I really don’t see why it matters if a girl likes football, but to some pig-heads it does. For example, one evening a few years back, I tried to interject when I overheard a bunch of guys talking about how talented then-Dolphin Jay Fielder was. Yeah, see what I mean? Anyway, I told them that I thought Miami was crazy for keeping Jay Fielder over Damon Huard and that I thought even then-Dolphin Brian Griese would do a better job. Instead of asking me why I felt that way, Jerk #1 asked me, and I quote, “Oh yeah? Tell me, how many players are on the field at one time?” Now, you tell me – what does that have to do with Jay Fielder’s ineptitude!?

Even the intern accompanying the “Chronicle” crew (I’m sorry, I can’t remember her name) told me of times she was asked stupid questions – like “Do you know what a quarterback is?” – by guys who didn’t believe she was a genuine Patriots fan.

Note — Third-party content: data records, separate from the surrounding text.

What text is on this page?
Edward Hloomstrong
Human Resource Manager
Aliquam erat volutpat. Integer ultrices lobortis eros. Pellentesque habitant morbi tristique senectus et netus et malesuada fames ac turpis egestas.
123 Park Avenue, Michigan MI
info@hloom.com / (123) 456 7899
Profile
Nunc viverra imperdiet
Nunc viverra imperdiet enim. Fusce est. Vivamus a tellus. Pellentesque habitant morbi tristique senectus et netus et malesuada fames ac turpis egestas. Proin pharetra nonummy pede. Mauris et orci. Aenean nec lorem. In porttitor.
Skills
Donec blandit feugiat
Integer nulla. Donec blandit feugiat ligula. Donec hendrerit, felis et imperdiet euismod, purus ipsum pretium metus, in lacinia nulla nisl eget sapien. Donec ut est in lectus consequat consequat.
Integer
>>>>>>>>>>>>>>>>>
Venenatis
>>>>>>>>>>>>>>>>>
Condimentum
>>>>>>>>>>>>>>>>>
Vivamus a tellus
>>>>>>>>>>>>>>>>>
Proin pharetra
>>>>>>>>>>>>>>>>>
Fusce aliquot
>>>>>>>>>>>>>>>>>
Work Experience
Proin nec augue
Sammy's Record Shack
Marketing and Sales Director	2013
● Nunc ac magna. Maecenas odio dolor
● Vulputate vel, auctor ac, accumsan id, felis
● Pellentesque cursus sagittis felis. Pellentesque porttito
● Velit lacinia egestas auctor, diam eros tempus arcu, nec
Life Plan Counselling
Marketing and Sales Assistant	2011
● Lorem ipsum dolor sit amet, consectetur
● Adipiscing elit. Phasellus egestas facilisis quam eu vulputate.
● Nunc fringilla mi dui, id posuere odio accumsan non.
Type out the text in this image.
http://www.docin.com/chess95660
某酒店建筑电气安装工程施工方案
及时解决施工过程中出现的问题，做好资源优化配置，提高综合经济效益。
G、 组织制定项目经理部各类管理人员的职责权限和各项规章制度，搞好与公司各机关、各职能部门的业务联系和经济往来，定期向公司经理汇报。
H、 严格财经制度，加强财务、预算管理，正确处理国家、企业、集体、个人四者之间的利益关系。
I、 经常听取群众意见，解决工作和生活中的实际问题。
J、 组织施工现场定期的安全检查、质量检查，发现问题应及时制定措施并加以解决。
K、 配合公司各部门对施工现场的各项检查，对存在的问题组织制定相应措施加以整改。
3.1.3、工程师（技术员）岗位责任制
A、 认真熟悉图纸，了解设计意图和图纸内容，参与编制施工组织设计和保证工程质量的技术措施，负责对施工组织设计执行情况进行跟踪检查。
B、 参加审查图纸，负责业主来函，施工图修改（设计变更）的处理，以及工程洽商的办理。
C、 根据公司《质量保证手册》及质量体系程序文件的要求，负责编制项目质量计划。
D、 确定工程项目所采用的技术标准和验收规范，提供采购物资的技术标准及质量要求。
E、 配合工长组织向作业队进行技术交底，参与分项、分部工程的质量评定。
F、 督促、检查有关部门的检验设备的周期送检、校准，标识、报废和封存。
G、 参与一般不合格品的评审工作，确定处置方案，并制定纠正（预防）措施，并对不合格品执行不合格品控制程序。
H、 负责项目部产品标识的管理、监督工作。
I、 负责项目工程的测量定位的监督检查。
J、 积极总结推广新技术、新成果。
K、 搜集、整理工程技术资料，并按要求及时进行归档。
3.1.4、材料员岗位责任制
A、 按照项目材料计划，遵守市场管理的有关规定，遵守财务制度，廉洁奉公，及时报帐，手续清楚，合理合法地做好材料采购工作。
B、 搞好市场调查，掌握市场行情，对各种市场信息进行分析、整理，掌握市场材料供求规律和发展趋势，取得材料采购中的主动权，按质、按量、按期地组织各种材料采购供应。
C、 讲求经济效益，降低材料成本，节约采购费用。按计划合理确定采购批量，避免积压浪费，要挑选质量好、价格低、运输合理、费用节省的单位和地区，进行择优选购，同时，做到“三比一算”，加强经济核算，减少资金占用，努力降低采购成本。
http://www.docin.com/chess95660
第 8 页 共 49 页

Face it, boys. Women are infiltrating your ranks, and heck, some of us even know more than you. As recently as 2006, a WOMEN, won Patriots Fan of the Year. According to a recent survey by Scarborough Sports Marketing, 21.5 percent of women in Boston claim to be Patriots fans. Of course, Boston is no match for Pittsburgh which boasts 34 percent of women who bleed black and gold, but female Patriots fans are only growing in numbers.

Since I began watching football in ’94, I have noticed a change in the perception of a female fan. I haven’t been asked a stupid question about football for the purpose of proving myself in years and I can only hope it continues to change to the point that it no longer matters.